Jean-Louis, Gabriel, Hugues, Léon de Lamezan de Salin

1787 - 1875

Informations générales
  • Né le 1er avril 1787 à Mauvesin-de-l'Isle (Haute-Garonne - France)
  • Décédé le 6 février 1875 (Lieu de décès inconnu)

Mandats à l'Assemblée nationale ou à la Chambre des députés

Régime politique
Seconde Restauration - Chambre des députés des départements
Législature
IVe législature
Mandat
Du 17 novembre 1827 au 16 mai 1830
Département
Gers
Groupe
Centre droit
Régime politique
Monarchie de Juillet - Chambre des députés
Législature
Ire législature
Mandat
Du 23 juin 1830 au 31 mai 1831
Département
Gers
Groupe
Centre droit

Biographies

Biographie extraite du dictionnaire des parlementaires français de 1789 à 1889 (Adolphe Robert et Gaston Cougny)

Député de 1827 à 1831, né à Mauvesin-de-l'Isle (Haute-Garonne) le 1er avril 1787, mort le 6 février 1875, il entra à l'Ecole polytechnique en 1805, devint en 1809 lieutenant du génie, et fut envoyé en cette qualité à l'armée du Danube, où il prit part aux batailles d'Essling et de Wagram.

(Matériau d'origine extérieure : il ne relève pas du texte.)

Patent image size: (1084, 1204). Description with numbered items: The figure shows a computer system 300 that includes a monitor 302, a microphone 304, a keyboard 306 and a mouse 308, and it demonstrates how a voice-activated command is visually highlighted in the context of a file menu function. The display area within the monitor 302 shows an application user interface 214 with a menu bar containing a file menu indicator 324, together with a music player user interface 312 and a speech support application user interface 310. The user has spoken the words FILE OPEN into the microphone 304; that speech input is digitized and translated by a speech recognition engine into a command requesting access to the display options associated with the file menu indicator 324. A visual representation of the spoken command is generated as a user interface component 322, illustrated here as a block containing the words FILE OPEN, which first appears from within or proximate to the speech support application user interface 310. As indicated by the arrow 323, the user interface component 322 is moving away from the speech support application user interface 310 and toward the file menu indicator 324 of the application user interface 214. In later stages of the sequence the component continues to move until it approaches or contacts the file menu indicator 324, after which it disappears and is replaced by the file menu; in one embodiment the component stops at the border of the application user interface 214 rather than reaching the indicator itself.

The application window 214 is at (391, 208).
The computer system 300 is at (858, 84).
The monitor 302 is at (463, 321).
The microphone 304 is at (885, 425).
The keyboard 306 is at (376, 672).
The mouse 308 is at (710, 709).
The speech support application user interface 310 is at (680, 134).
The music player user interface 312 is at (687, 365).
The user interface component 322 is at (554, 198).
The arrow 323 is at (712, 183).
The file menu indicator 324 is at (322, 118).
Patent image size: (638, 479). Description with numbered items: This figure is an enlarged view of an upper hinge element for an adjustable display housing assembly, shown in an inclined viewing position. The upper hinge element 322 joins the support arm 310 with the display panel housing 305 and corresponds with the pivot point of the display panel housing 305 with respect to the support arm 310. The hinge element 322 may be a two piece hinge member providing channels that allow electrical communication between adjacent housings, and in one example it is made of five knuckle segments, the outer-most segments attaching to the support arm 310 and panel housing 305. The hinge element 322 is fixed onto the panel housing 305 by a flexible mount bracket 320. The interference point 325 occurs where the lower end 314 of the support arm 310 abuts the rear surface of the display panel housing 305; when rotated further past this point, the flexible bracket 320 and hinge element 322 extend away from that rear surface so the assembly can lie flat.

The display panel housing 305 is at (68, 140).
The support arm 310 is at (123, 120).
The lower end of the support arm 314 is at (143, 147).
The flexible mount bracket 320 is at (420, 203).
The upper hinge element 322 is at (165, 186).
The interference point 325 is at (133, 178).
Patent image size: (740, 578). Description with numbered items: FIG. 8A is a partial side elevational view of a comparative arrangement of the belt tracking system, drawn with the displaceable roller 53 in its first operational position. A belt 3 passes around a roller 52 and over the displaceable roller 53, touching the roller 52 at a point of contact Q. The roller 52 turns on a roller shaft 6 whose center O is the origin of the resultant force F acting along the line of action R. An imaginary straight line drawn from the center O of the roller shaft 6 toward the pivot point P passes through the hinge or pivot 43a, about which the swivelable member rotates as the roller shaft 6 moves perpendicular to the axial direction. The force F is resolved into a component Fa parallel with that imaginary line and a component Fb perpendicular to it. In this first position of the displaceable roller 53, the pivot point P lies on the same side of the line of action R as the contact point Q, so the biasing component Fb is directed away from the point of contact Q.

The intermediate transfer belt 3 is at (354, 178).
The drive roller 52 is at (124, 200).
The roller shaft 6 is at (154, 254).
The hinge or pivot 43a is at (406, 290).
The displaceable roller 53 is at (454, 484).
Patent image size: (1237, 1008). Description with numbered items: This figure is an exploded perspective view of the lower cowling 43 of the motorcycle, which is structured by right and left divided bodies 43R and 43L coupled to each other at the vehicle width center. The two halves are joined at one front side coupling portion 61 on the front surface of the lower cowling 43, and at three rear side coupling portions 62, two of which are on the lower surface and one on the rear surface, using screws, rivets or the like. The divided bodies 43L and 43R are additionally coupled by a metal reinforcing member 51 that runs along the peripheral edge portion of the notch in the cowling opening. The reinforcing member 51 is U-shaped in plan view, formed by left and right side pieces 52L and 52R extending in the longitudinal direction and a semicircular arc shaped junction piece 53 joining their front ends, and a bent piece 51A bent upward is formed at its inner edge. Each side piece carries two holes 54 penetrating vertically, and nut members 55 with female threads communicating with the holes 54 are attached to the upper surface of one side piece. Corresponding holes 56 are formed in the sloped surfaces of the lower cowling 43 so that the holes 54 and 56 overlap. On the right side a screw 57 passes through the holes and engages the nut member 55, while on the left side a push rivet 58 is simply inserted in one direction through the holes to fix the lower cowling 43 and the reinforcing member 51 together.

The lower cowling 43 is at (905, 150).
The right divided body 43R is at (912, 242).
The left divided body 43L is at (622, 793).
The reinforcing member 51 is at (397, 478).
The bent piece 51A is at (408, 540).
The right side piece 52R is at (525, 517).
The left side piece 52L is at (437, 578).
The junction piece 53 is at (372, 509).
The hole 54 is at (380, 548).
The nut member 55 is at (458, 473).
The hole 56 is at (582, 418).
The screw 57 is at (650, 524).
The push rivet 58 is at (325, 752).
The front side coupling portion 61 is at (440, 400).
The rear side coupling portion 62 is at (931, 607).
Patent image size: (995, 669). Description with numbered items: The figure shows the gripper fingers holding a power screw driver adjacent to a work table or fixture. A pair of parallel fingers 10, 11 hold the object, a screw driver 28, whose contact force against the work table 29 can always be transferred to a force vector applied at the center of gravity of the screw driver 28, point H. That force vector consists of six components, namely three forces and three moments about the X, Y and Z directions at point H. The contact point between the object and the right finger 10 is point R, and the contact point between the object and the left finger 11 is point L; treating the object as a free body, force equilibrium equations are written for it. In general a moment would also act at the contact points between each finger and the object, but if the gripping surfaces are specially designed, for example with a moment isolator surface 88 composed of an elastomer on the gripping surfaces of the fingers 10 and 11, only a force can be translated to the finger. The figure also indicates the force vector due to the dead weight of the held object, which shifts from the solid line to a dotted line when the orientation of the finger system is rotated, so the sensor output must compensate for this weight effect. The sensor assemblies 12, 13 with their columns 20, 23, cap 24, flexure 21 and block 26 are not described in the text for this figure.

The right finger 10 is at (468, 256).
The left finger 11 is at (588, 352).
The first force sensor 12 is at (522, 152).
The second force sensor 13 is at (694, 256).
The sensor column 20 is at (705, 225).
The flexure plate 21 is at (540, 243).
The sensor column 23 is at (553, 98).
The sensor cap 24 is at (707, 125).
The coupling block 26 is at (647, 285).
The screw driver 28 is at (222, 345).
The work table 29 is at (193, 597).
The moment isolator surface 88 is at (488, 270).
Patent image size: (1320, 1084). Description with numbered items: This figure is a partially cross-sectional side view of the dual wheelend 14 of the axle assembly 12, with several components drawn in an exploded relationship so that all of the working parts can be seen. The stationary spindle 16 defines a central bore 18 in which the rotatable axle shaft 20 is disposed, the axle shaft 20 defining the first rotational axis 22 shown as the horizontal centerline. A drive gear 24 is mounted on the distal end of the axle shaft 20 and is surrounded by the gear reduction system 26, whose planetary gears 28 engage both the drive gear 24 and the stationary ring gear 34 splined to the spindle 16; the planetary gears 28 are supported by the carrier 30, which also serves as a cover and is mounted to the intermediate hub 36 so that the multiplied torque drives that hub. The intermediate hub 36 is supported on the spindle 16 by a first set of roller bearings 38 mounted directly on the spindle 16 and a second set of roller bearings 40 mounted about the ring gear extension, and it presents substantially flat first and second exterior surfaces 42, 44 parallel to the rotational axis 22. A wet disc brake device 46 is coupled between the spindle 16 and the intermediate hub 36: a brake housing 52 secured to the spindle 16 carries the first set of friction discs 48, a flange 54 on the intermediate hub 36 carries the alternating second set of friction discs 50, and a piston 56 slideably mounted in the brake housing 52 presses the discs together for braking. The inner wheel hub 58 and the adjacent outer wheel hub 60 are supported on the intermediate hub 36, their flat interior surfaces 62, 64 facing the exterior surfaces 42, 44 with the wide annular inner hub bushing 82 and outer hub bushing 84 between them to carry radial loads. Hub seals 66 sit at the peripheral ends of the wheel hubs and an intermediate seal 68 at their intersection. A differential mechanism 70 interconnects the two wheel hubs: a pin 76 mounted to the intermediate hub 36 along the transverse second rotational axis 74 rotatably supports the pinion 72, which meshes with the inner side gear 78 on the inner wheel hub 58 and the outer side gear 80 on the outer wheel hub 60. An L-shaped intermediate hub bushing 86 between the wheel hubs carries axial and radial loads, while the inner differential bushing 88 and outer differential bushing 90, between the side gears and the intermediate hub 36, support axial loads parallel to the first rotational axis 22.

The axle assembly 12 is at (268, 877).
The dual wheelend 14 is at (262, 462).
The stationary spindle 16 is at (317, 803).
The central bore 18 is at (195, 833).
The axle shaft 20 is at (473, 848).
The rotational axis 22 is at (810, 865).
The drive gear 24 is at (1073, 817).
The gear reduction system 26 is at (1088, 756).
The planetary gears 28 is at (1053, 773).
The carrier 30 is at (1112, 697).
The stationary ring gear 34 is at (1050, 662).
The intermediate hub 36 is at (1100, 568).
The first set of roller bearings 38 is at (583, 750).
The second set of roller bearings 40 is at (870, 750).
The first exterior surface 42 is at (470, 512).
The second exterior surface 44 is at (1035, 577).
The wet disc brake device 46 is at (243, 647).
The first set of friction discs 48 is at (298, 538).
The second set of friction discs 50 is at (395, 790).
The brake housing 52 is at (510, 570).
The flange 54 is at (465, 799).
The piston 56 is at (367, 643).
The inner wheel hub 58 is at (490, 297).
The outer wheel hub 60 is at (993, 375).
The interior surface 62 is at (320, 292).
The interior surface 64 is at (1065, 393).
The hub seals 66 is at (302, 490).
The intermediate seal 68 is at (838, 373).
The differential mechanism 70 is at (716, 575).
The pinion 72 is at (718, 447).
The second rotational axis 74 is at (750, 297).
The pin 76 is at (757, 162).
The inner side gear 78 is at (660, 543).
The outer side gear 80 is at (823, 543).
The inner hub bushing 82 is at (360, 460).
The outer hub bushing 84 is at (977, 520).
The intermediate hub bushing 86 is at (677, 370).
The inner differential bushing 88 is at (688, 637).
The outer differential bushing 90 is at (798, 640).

Il partit peu après pour l'Espagne, fut versé dans le corps de Suchet, promu capitaine et aide-de-camp du général Rogniat, et coopéra aux sièges de Tortose, de Tarragone et de Sagonte. A ce dernier siège il fut blessé et reçut la croix de la Légion d'honneur. Sa belle conduite pendant la campagne de Russie le fit nommer officier d'ordonnance de l'empereur, qu'il suivit constamment durant les campagnes de Saxe et de France. Au commencement de 1814, il fut créé baron, officier de la Légion d'honneur et commandant du génie. Lamezan, qui n'avait quitté Napoléon qu'à son départ pour l'île d'Elbe, reçut alors une lettre de l'empereur lui disant : « Vous soutiendrez la bonne opinion que j'ai conçue de vous en servant le nouveau souverain de la France avec la même fidélité et le même dévouement que vous m'avez montrés. »

Fils d'émigré, Lamezan n'eut point à se plaindre de la Restauration. Il fut nommé ingénieur en chef à la maison militaire du roi, situation qui correspondait à celle de directeur du génie. Chevalier de Saint-Louis en août 1814, lieutenant-colonel en 1821, commandeur de la Légion d'honneur en 1829, il avait été élu, le 17 novembre 1827, député du 1er arrondissement électoral du Gers (Auch) par 140 voix 264 votants, 307 inscrits) contre 121 à M. de Cassaignoles.

Conseiller général du canton de Mirande, deux fois président du collège électoral d'Auch, cousin de M. de Villèle, il siégea au centre droit de la Chambre des députés, prit part aux discussions sur le budget, sur l'organisation de la maison du roi, sur les défenses des frontières, fit partie de la commission chargée d'examiner (juillet 1828) la demande de mise en accusation du ministère Villèle, défendit énergiquement ce dernier, et vota contre l'adresse des 221.

Réélu député, le 23 juin 1830, par 179 voix (306 votants, 334 inscrits) contre 125 à M. de Preissac, il ne prit aucune part aux événements de juillet, prêta serment au nouveau pouvoir, mais défendit chaleureusement M. de Montbel, ancien ministre de Charles X, et combattit la proposition de M. Baude sur l'exclusion de la branche aînée des Bourbons. Au renouvellement du 21 juin 1834, il échoua dans le 5e collège du Gers (Mirande) avec 53 voix contre 129 à l'élu, M. Thiers, et 33 à M. Abeilhe, et fut admis à la retraite comme lieutenant colonel du génie, le 11 octobre suivant.

Malgré la fidélité avec laquelle il servit les Bourbons, les biographes de M. Lamezan affirment qu'il conserva toujours une profonde sympathie pour le régime impérial.